Going from 8c/16t AMD Epyc (7262) to 16c/32t Epyc (2x7262) results in a 17% average performance increase.
Going from 24c/16t AMD Epyc (7F52) to lower clocked 64c/128t Epyc (7742) results in a 4% average performance increase.
How in the world do you estimate 128c/128t Altra will be 2* 64c/64t Graviton2 in average performance in that test suite?
I assumed linear scaling of course to keep it simple. Some SW like raytracing engines scales linearly. I guess nobody is gonna use 128-core Altra for SW that cannot scale beyond 8-threads.

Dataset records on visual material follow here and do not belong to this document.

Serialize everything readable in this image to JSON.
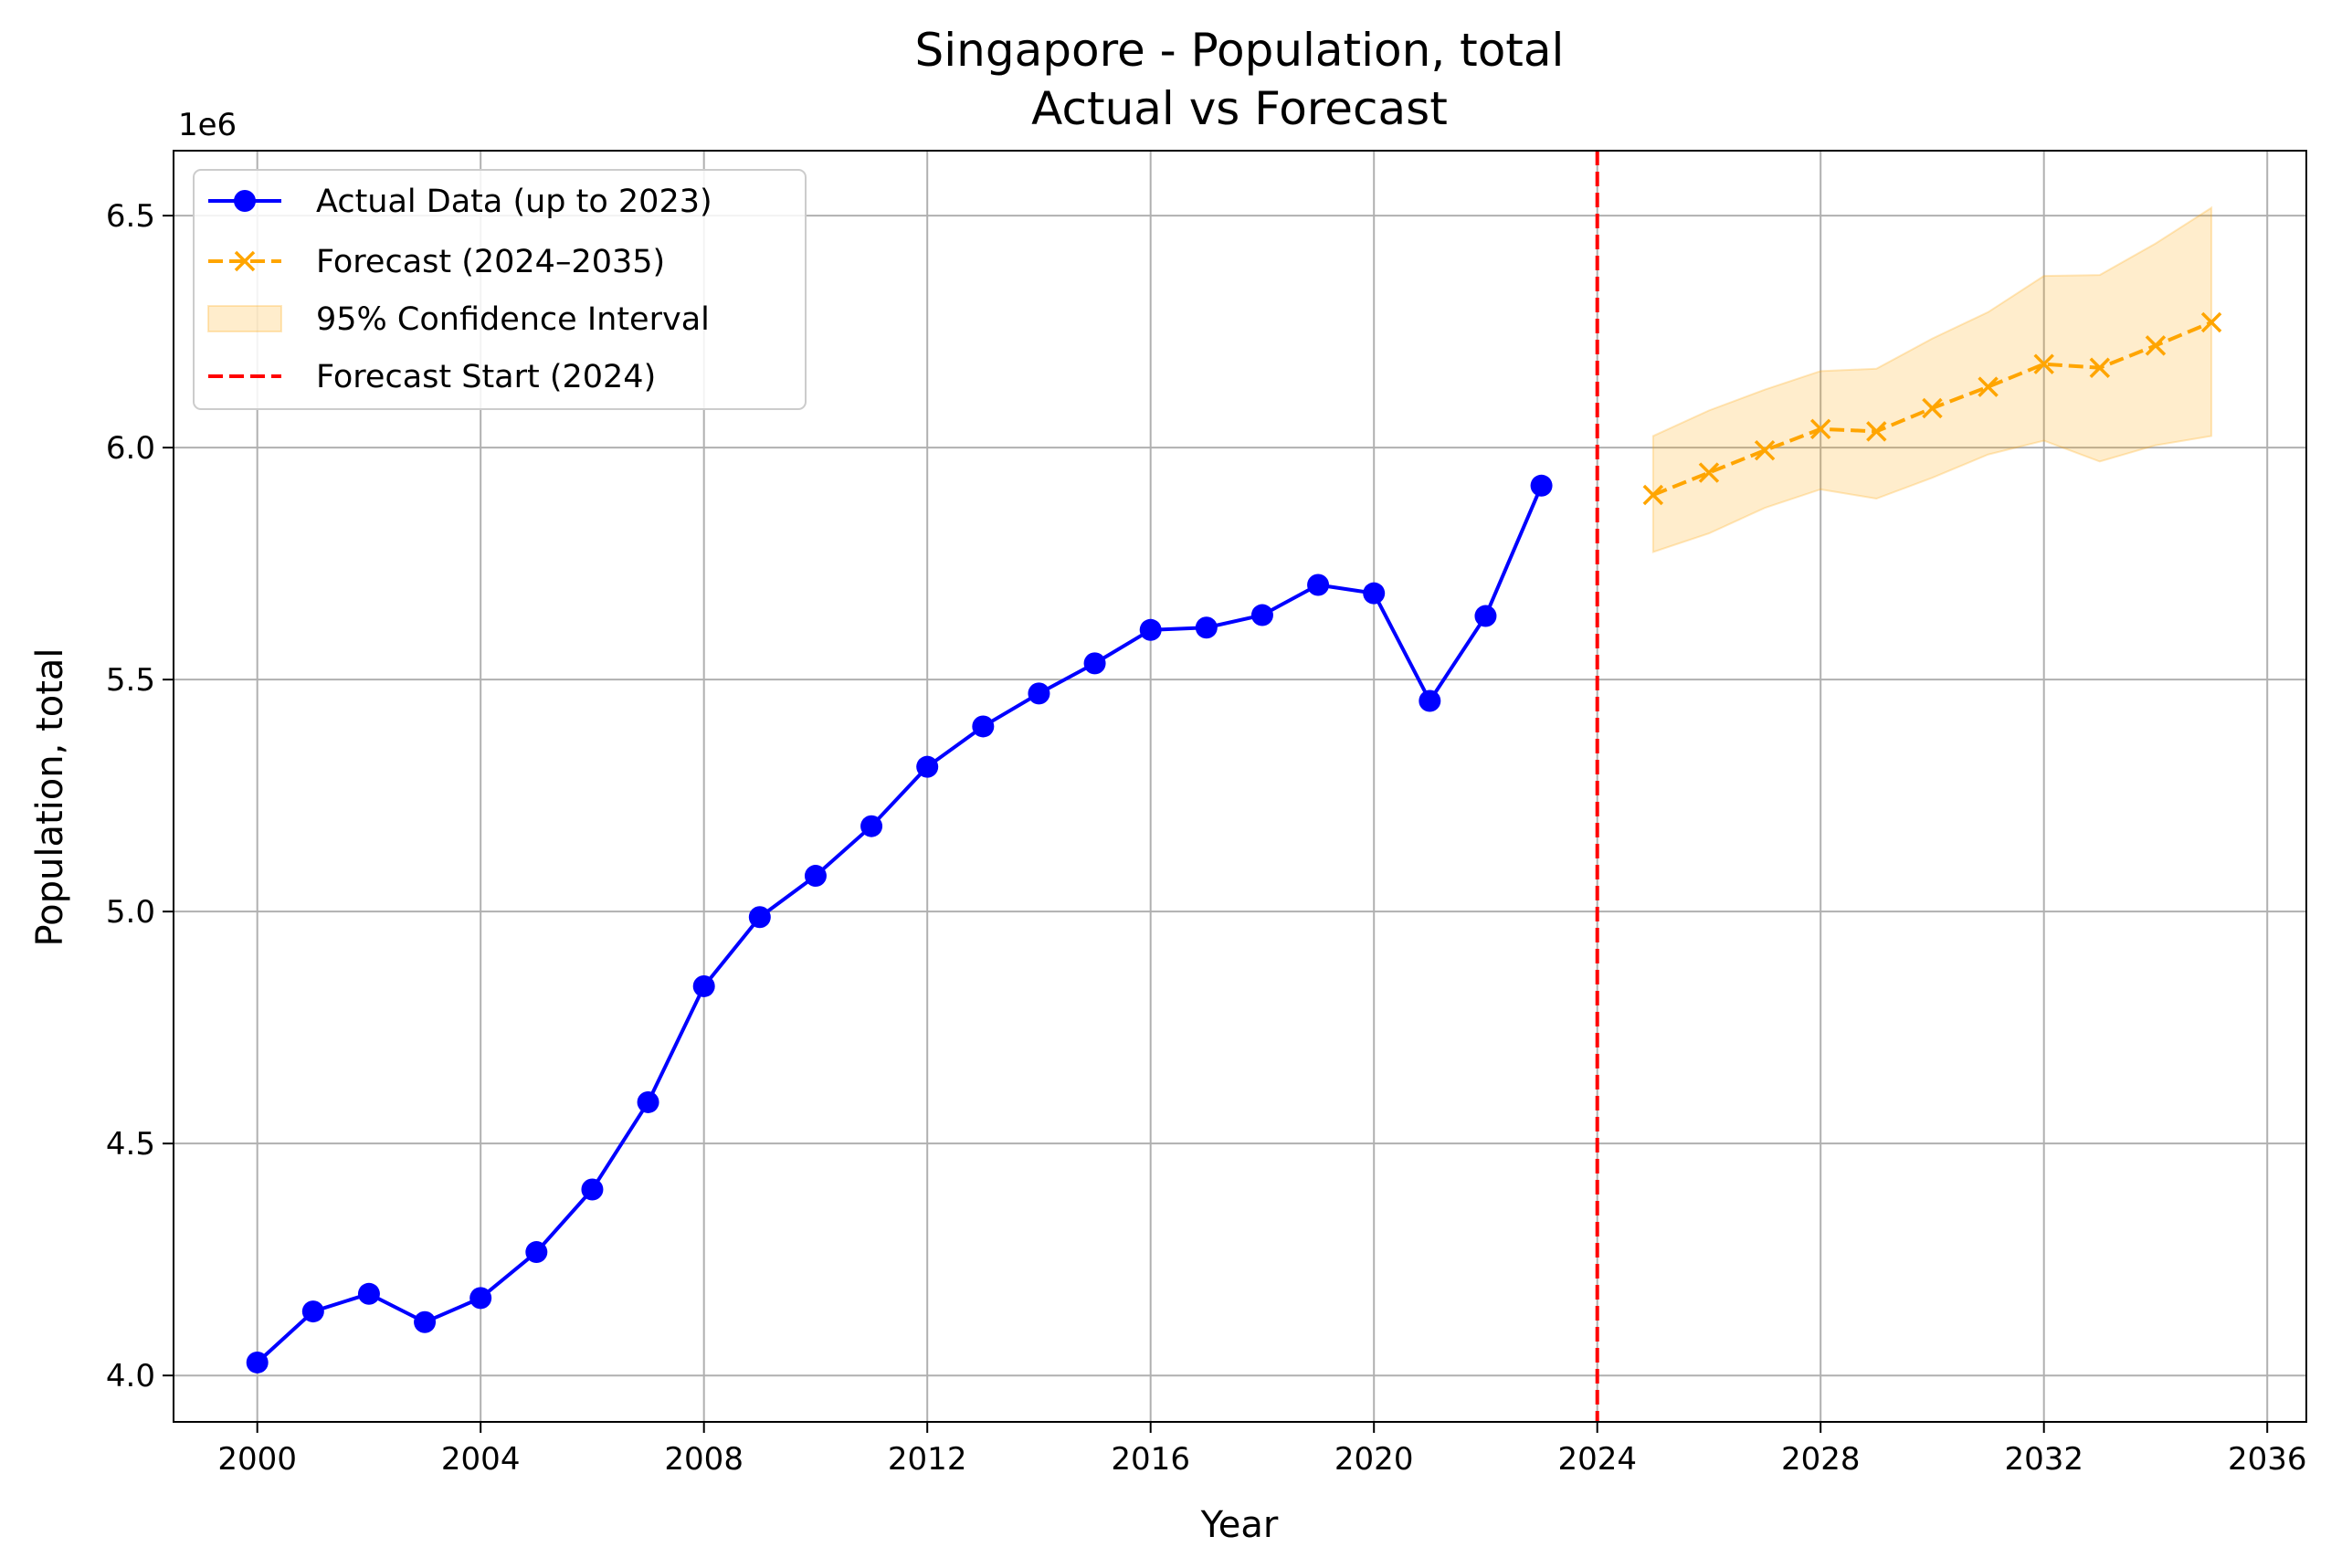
{
  "chart_data": {
    "type": "line",
    "title": "Singapore - Population, total",
    "subtitle": "Actual vs Forecast",
    "xlabel": "Year",
    "ylabel": "Population, total",
    "y_offset_label": "1e6",
    "xlim": [
      1998.5,
      2036.7
    ],
    "ylim": [
      3.9,
      6.64
    ],
    "x_ticks": [
      2000,
      2004,
      2008,
      2012,
      2016,
      2020,
      2024,
      2028,
      2032,
      2036
    ],
    "x_tick_labels": [
      "2000",
      "2004",
      "2008",
      "2012",
      "2016",
      "2020",
      "2024",
      "2028",
      "2032",
      "2036"
    ],
    "y_ticks": [
      4.0,
      4.5,
      5.0,
      5.5,
      6.0,
      6.5
    ],
    "y_tick_labels": [
      "4.0",
      "4.5",
      "5.0",
      "5.5",
      "6.0",
      "6.5"
    ],
    "grid": true,
    "legend_position": "top-left",
    "series": [
      {
        "name": "Actual Data (up to 2023)",
        "style": "solid-circle",
        "color": "#0000ff",
        "x": [
          2000,
          2001,
          2002,
          2003,
          2004,
          2005,
          2006,
          2007,
          2008,
          2009,
          2010,
          2011,
          2012,
          2013,
          2014,
          2015,
          2016,
          2017,
          2018,
          2019,
          2020,
          2021,
          2022,
          2023
        ],
        "y": [
          4.028,
          4.138,
          4.176,
          4.115,
          4.167,
          4.266,
          4.401,
          4.589,
          4.839,
          4.988,
          5.077,
          5.184,
          5.312,
          5.399,
          5.47,
          5.535,
          5.607,
          5.612,
          5.639,
          5.704,
          5.686,
          5.454,
          5.637,
          5.918
        ]
      },
      {
        "name": "Forecast (2024–2035)",
        "style": "dashed-x",
        "color": "#ffa500",
        "x": [
          2025,
          2026,
          2027,
          2028,
          2029,
          2030,
          2031,
          2032,
          2033,
          2034,
          2035
        ],
        "y": [
          5.898,
          5.946,
          5.994,
          6.04,
          6.035,
          6.085,
          6.131,
          6.18,
          6.172,
          6.22,
          6.27
        ]
      }
    ],
    "confidence_interval": {
      "name": "95% Confidence Interval",
      "color": "#ffa500",
      "x": [
        2025,
        2026,
        2027,
        2028,
        2029,
        2030,
        2031,
        2032,
        2033,
        2034,
        2035
      ],
      "lower": [
        5.775,
        5.815,
        5.87,
        5.91,
        5.89,
        5.935,
        5.985,
        6.015,
        5.97,
        6.005,
        6.025
      ],
      "upper": [
        6.025,
        6.08,
        6.125,
        6.165,
        6.17,
        6.235,
        6.292,
        6.37,
        6.372,
        6.44,
        6.517
      ]
    },
    "forecast_start": {
      "name": "Forecast Start (2024)",
      "x": 2024,
      "color": "#ff0000"
    }
  }
}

Jeeez Christ, do not scare me with horror Bulldozer please. You didn't get my point there because it's the opposite way. My idea was that super wide core with 6xALUs+2xBranch, 4xAGU, 4xFPU+ SMT2 would be more powerful than 2x cores with 3xALU+1xBranch,2xAGU,2xFPU, w/ noSMT (Cortex A76). Transistor wise similar but performance wise in ST load it can use all 6xALU and 4xFPU. This idea was also behind SMT4 in Zen3 - if AMD would create Zen3 as double wide as Zen2 it would consists of 6 or 8xALU, 4xAGU, 4xFPU (8xpipes). Applying SMT4 at that double wide core wouldn't hurt performance per thread at all. Even some significant gain is possible.